2022 Robotics & Software Engineering

Hacking a Neato

A comprehensive project to repurpose and program a Neato robot vacuum for custom behaviors including teleoperation, autonomous navigation, wall following, person following, and obstacle avoidance using ROS and Python.

Control Modes

5

Different behavior implementations

Framework

ROS

Robot Operating System integration

Sensors

LIDAR

360° scanning for environment mapping

The Challenge

Programming a Neato robot vacuum to perform multiple autonomous behaviors presented unique opportunities to explore robotics control systems. The project involved creating intuitive teleoperation controls with reliable stop mechanisms, developing precise motion control for predictable movements and turns, and implementing sensor processing algorithms to detect walls and objects effectively.

Building robust PID controllers for smooth wall-following behavior required careful tuning to maintain consistent distance from walls while navigating around corners and obstacles. Additionally, designing a finite state machine to coordinate complex behaviors demanded thoughtful architecture to ensure smooth transitions between different operational modes and reliable performance across various environmental conditions.

Neato Electronics

Neato Robot Vacuum Electronics

The Solution

We developed a comprehensive set of controllers and algorithms to enable diverse robot behaviors, including WASD keyboard teleoperation with explicit stop commands, a square-driving algorithm with timed maneuvers and motion pauses, and wall-following using PID control and right-side LIDAR data. The system also incorporated person-following via object detection and position tracking, along with obstacle avoidance using vector-based navigation.

Each behavior required specific implementation strategies to ensure reliable operation. The teleoperation system used ROS publishers to send velocity commands based on keyboard input, while the square-driving routine incorporated sleep commands with stop signals between movements. Wall-following utilized the minimum value from the right half of the LIDAR scan (elements 180-359), and person-following included both object detection and position tracking in global coordinates. The obstacle avoidance system combined target vectors with weighted obstacle-avoidance vectors to determine optimal navigation paths.

How It Works

Our teleoperation implementation used the WASD keys for intuitive control, mapping "W" for forward movement, "A" for counterclockwise rotation, "S" for backward movement, and "D" for clockwise rotation. Early testing revealed that the robot wouldn't stop when keys were released, requiring us to implement explicit stop commands triggered by any other key press. For programmed movements, we implemented a loop with sleep commands that alternated between forward motion and 90° turns, adding explicit stop commands with 0.5-second pauses between movements to ensure clean transitions.

Our more sophisticated implementations employed sensor processing and control theory. The wall-following algorithm used the minimum laser scan value from the right half of the robot's LIDAR array (elements 180-359) to determine distance to the wall, with a PID controller maintaining a constant 1.0-meter distance from the wall. For person following, we combined object detection by finding the centroid of non-infinite LIDAR points with position tracking, calculating the global position of the detected object and using a PID controller to steer the robot toward that position while maintaining an appropriate following distance.

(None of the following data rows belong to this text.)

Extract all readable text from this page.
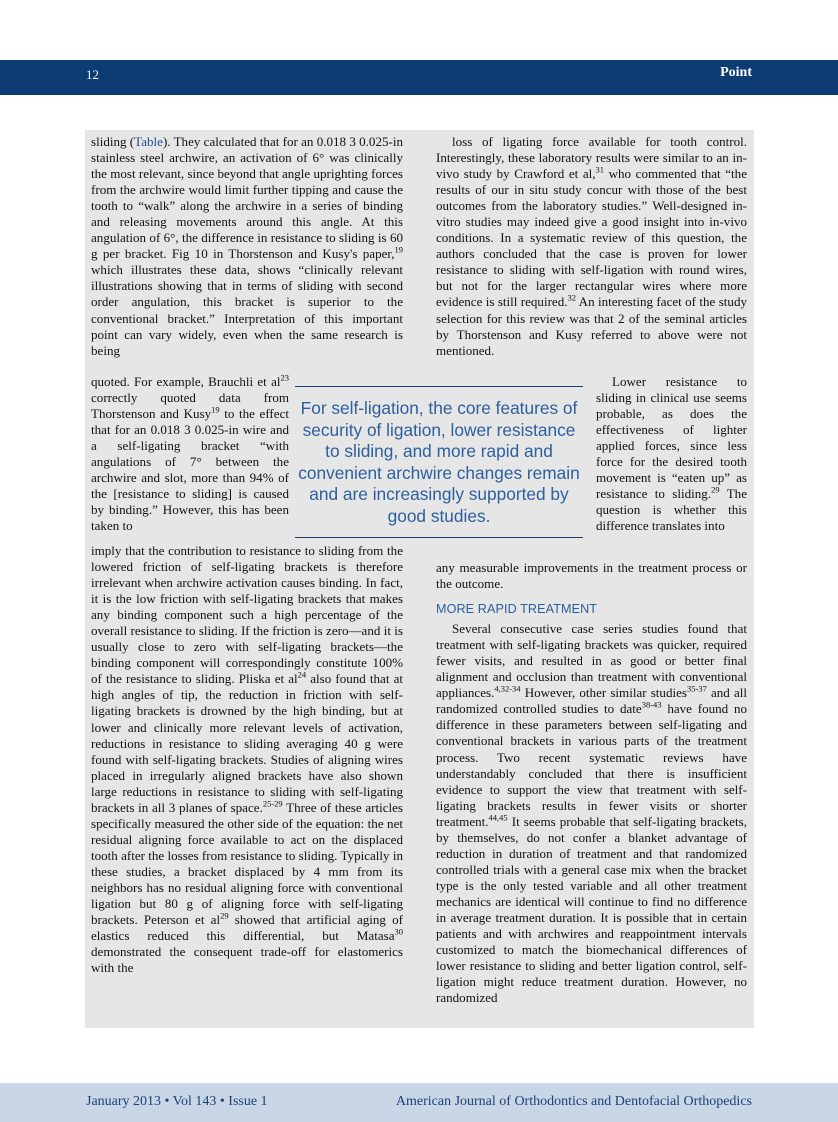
12	Point

sliding (Table). They calculated that for an 0.018 3 0.025-in stainless steel archwire, an activation of 6° was clinically the most relevant, since beyond that angle uprighting forces from the archwire would limit further tipping and cause the tooth to “walk” along the archwire in a series of binding and releasing movements around this angle. At this angulation of 6°, the difference in resistance to sliding is 60 g per bracket. Fig 10 in Thorstenson and Kusy's paper,$^{19}$ which illustrates these data, shows “clinically relevant illustrations showing that in terms of sliding with second order angulation, this bracket is superior to the conventional bracket.” Interpretation of this important point can vary widely, even when the same research is being

quoted. For example, Brauchli et $al^{23}$ correctly quoted data from Thorstenson and Kusy$^{19}$ to the effect that for an 0.018 3 0.025-in wire and a self-ligating bracket “with angulations of 7° between the archwire and slot, more than 94% of the [resistance to sliding] is caused by binding.” However, this has been taken to

imply that the contribution to resistance to sliding from the lowered friction of self-ligating brackets is therefore irrelevant when archwire activation causes binding. In fact, it is the low friction with self-ligating brackets that makes any binding component such a high percentage of the overall resistance to sliding. If the friction is zero—and it is usually close to zero with self-ligating brackets—the binding component will correspondingly constitute 100% of the resistance to sliding. Pliska et $al^{24}$ also found that at high angles of tip, the reduction in friction with self-ligating brackets is drowned by the high binding, but at lower and clinically more relevant levels of activation, reductions in resistance to sliding averaging 40 g were found with self-ligating brackets. Studies of aligning wires placed in irregularly aligned brackets have also shown large reductions in resistance to sliding with self-ligating brackets in all 3 planes of space.$^{25-29}$ Three of these articles specifically measured the other side of the equation: the net residual aligning force available to act on the displaced tooth after the losses from resistance to sliding. Typically in these studies, a bracket displaced by 4 mm from its neighbors has no residual aligning force with conventional ligation but 80 g of aligning force with self-ligating brackets. Peterson et $al^{29}$ showed that artificial aging of elastics reduced this differential, but Matasa$^{30}$ demonstrated the consequent trade-off for elastomerics with the

loss of ligating force available for tooth control. Interestingly, these laboratory results were similar to an in-vivo study by Crawford et al,$^{31}$ who commented that “the results of our in situ study concur with those of the best outcomes from the laboratory studies.” Well-designed in-vitro studies may indeed give a good insight into in-vivo conditions. In a systematic review of this question, the authors concluded that the case is proven for lower resistance to sliding with self-ligation with round wires, but not for the larger rectangular wires where more evidence is still required.$^{32}$ An interesting facet of the study selection for this review was that 2 of the seminal articles by Thorstenson and Kusy referred to above were not mentioned.

Lower resistance to sliding in clinical use seems probable, as does the effectiveness of lighter applied forces, since less force for the desired tooth movement is “eaten up” as resistance to sliding.$^{29}$ The question is whether this difference translates into

any measurable improvements in the treatment process or the outcome.

MORE RAPID TREATMENT

Several consecutive case series studies found that treatment with self-ligating brackets was quicker, required fewer visits, and resulted in as good or better final alignment and occlusion than treatment with conventional appliances.$^{4,32-34}$ However, other similar studies$^{35-37}$ and all randomized controlled studies to date$^{38-43}$ have found no difference in these parameters between self-ligating and conventional brackets in various parts of the treatment process. Two recent systematic reviews have understandably concluded that there is insufficient evidence to support the view that treatment with self-ligating brackets results in fewer visits or shorter treatment.$^{44,45}$ It seems probable that self-ligating brackets, by themselves, do not confer a blanket advantage of reduction in duration of treatment and that randomized controlled trials with a general case mix when the bracket type is the only tested variable and all other treatment mechanics are identical will continue to find no difference in average treatment duration. It is possible that in certain patients and with archwires and reappointment intervals customized to match the biomechanical differences of lower resistance to sliding and better ligation control, self-ligation might reduce treatment duration. However, no randomized

For self-ligation, the core features of security of ligation, lower resistance to sliding, and more rapid and convenient archwire changes remain and are increasingly supported by good studies.
January 2013 • Vol 143 • Issue 1	American Journal of Orthodontics and Dentofacial Orthopedics
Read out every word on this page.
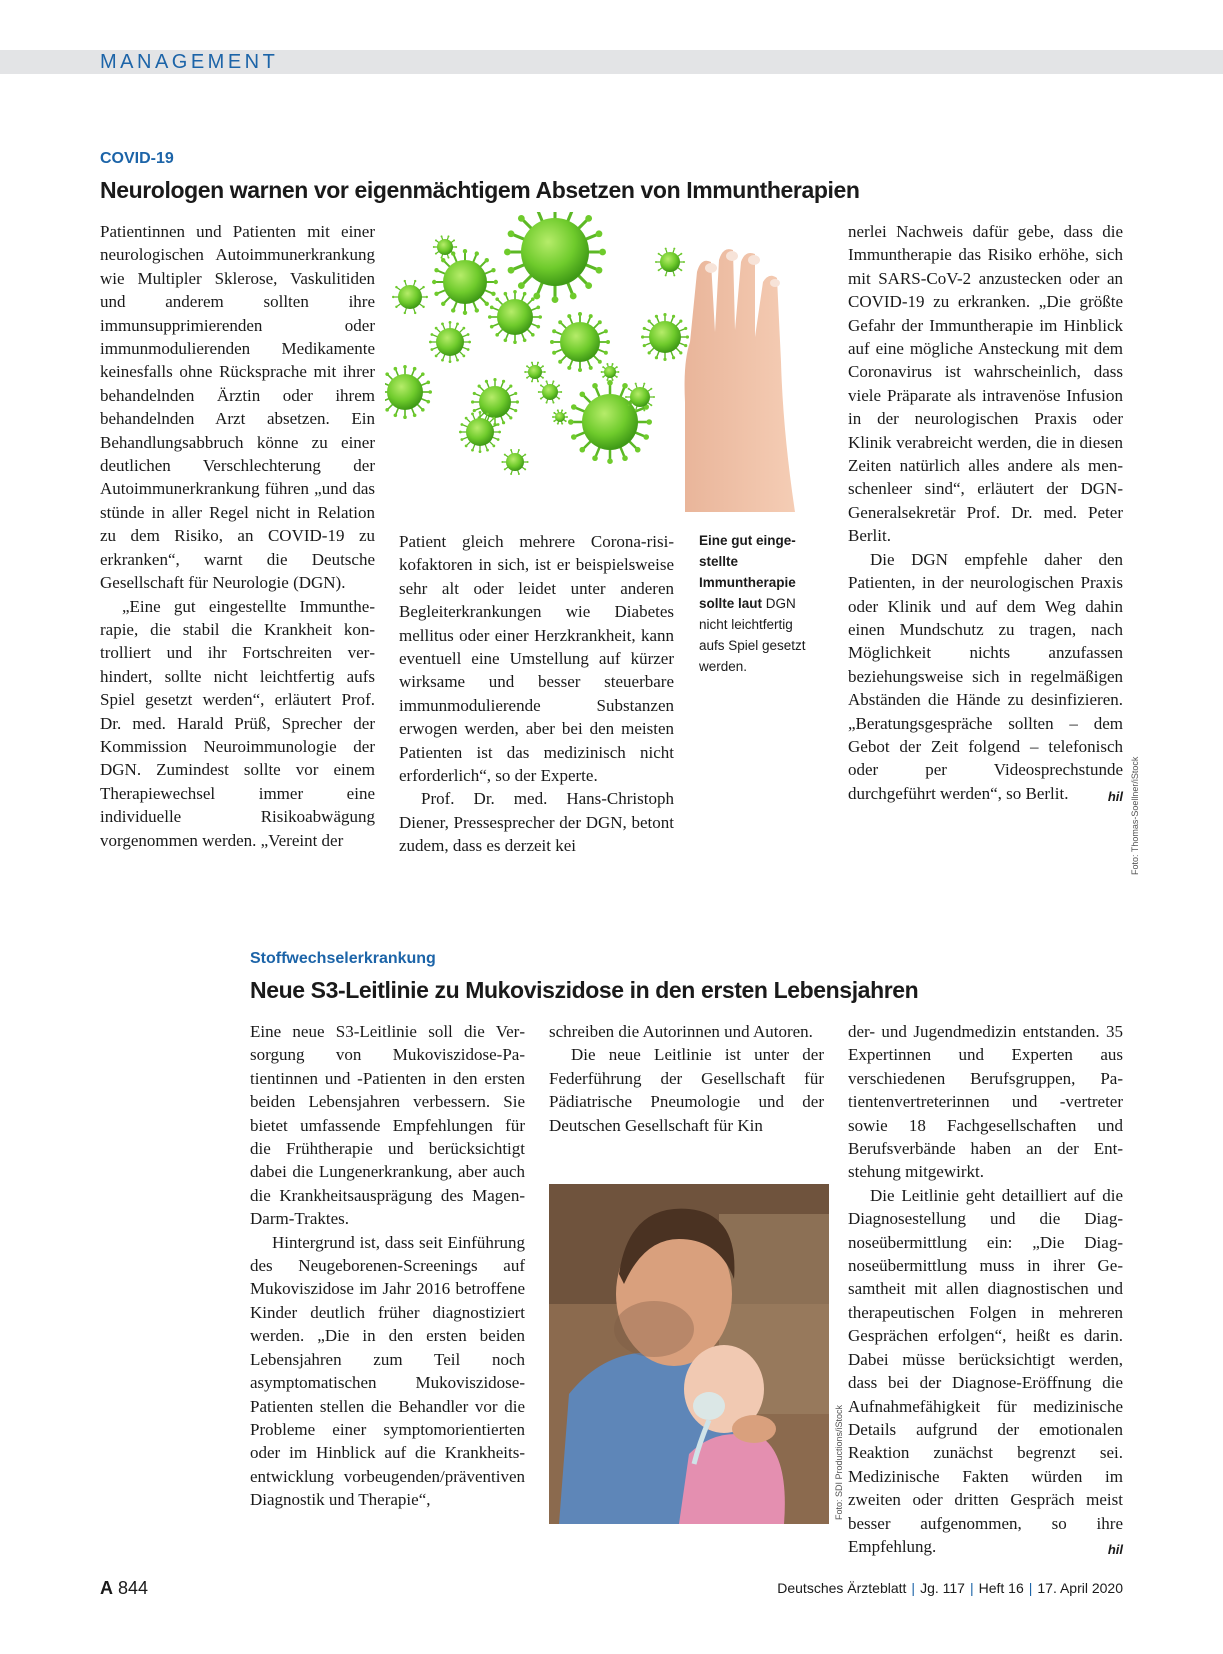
MANAGEMENT
COVID-19
Neurologen warnen vor eigenmächtigem Absetzen von Immuntherapien

Patientinnen und Patienten mit einer neurologischen Autoimmunerkrankung wie Multipler Sklerose, Vaskulitiden und anderem sollten ihre immunsupprimierenden oder immunmodulierenden Medikamente keinesfalls ohne Rücksprache mit ihrer behandelnden Ärztin oder ihrem behandelnden Arzt absetzen. Ein Behandlungsabbruch könne zu einer deutlichen Verschlechterung der Autoimmunerkrankung führen „und das stünde in aller Regel nicht in Relation zu dem Risiko, an COVID-19 zu erkranken“, warnt die Deutsche Gesellschaft für Neurologie (DGN).

„Eine gut eingestellte Immuntherapie, die stabil die Krankheit kontrolliert und ihr Fortschreiten verhindert, sollte nicht leichtfertig aufs Spiel gesetzt werden“, erläutert Prof. Dr. med. Harald Prüß, Sprecher der Kommission Neuroimmunologie der DGN. Zumindest sollte vor einem Therapiewechsel immer eine individuelle Risikoabwägung vorgenommen werden. „Vereint der

Patient gleich mehrere Corona-risikofaktoren in sich, ist er beispielsweise sehr alt oder leidet unter anderen Begleiterkrankungen wie Diabetes mellitus oder einer Herzkrankheit, kann eventuell eine Umstellung auf kürzer wirksame und besser steuerbare immunmodulierende Substanzen erwogen werden, aber bei den meisten Patienten ist das medizinisch nicht erforderlich“, so der Experte.

Prof. Dr. med. Hans-Christoph Diener, Pressesprecher der DGN, betont zudem, dass es derzeit kei

Eine gut eingestellte Immuntherapie sollte laut DGN nicht leichtfertig aufs Spiel gesetzt werden.

nerlei Nachweis dafür gebe, dass die Immuntherapie das Risiko erhöhe, sich mit SARS-CoV-2 anzustecken oder an COVID-19 zu erkranken. „Die größte Gefahr der Immuntherapie im Hinblick auf eine mögliche Ansteckung mit dem Coronavirus ist wahrscheinlich, dass viele Präparate als intravenöse Infusion in der neurologischen Praxis oder Klinik verabreicht werden, die in diesen Zeiten natürlich alles andere als menschenleer sind“, erläutert der DGN-Generalsekretär Prof. Dr. med. Peter Berlit.

Die DGN empfehle daher den Patienten, in der neurologischen Praxis oder Klinik und auf dem Weg dahin einen Mundschutz zu tragen, nach Möglichkeit nichts anzufassen beziehungsweise sich in regelmäßigen Abständen die Hände zu desinfizieren. „Beratungsgespräche sollten – dem Gebot der Zeit folgend – telefonisch oder per Videosprechstunde durchgeführt werden“, so Berlit.	hil Foto: Thomas-Soellner/iStock
Stoffwechselerkrankung
Neue S3-Leitlinie zu Mukoviszidose in den ersten Lebensjahren

Eine neue S3-Leitlinie soll die Versorgung von Mukoviszidose-Patientinnen und -Patienten in den ersten beiden Lebensjahren verbessern. Sie bietet umfassende Empfehlungen für die Frühtherapie und berücksichtigt dabei die Lungenerkrankung, aber auch die Krankheitsausprägung des Magen-Darm-Traktes.

Hintergrund ist, dass seit Einführung des Neugeborenen-Screenings auf Mukoviszidose im Jahr 2016 betroffene Kinder deutlich früher diagnostiziert werden. „Die in den ersten beiden Lebensjahren zum Teil noch asymptomatischen Mukoviszidose-Patienten stellen die Behandler vor die Probleme einer symptomorientierten oder im Hinblick auf die Krankheitsentwicklung vorbeugenden/präventiven Diagnostik und Therapie“,

schreiben die Autorinnen und Autoren.

Die neue Leitlinie ist unter der Federführung der Gesellschaft für Pädiatrische Pneumologie und der Deutschen Gesellschaft für Kin

Foto: SDI Productions/iStock

der- und Jugendmedizin entstanden. 35 Expertinnen und Experten aus verschiedenen Berufsgruppen, Patientenvertreterinnen und -vertreter sowie 18 Fachgesellschaften und Berufsverbände haben an der Entstehung mitgewirkt.

Die Leitlinie geht detailliert auf die Diagnosestellung und die Diagnoseübermittlung ein: „Die Diagnoseübermittlung muss in ihrer Gesamtheit mit allen diagnostischen und therapeutischen Folgen in mehreren Gesprächen erfolgen“, heißt es darin. Dabei müsse berücksichtigt werden, dass bei der Diagnose-Eröffnung die Aufnahmefähigkeit für medizinische Details aufgrund der emotionalen Reaktion zunächst begrenzt sei. Medizinische Fakten würden im zweiten oder dritten Gespräch meist besser aufgenommen, so ihre Empfehlung.	hil

A 844	Deutsches Ärzteblatt | Jg. 117 | Heft 16 | 17. April 2020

The obstacle avoidance system combined odometry data with LIDAR scans to navigate toward a target while avoiding obstacles. The algorithm created vectors pointing away from detected obstacles weighted by proximity and combined them with the target direction vector to determine the optimal path. This approach enabled the robot to navigate complex environments while maintaining its intended trajectory.

Neato State Transition

Neato State Transition Diagram

Finite State Control

The finite state machine combined object following and wall following behaviors, designed to drive up to a cylindrical object, align to it, and circle around it. The system implemented state transitions based on object detection and proximity, creating smooth transitions between different behavior modes while incorporating safety features to stop the robot when no object is detected.

The behavior switching logic operated on clear conditions: when no object was detected, the robot stopped its motors; when an object was detected at a distance greater than 1.1 meters, the robot engaged object following mode; and when an object was detected at a distance less than 1.1 meters, the robot would turn 90 degrees left and then engage wall following mode. Each state used dedicated control algorithms optimized for the specific task, with transition conditions based on real-time sensor feedback.

Performance Results

The wall following system successfully followed walls at a constant 1-meter distance, handling both inside and outside corners effectively. The robot was capable of steering 180 degrees around protruding walls, with the PID controller preventing oscillations common in simpler proportional controllers. The system demonstrated reliable performance in the simulated maze environment, proving the effectiveness of the control algorithms.

The person following behavior accurately detected and tracked object position in global coordinates, steering smoothly toward the tracked object while adjusting speed based on distance to target. The robot successfully stopped at appropriate distances from objects and performed reliably when object detection was active. The combination of these behaviors created a robust autonomous navigation system capable of complex interactions with its environment.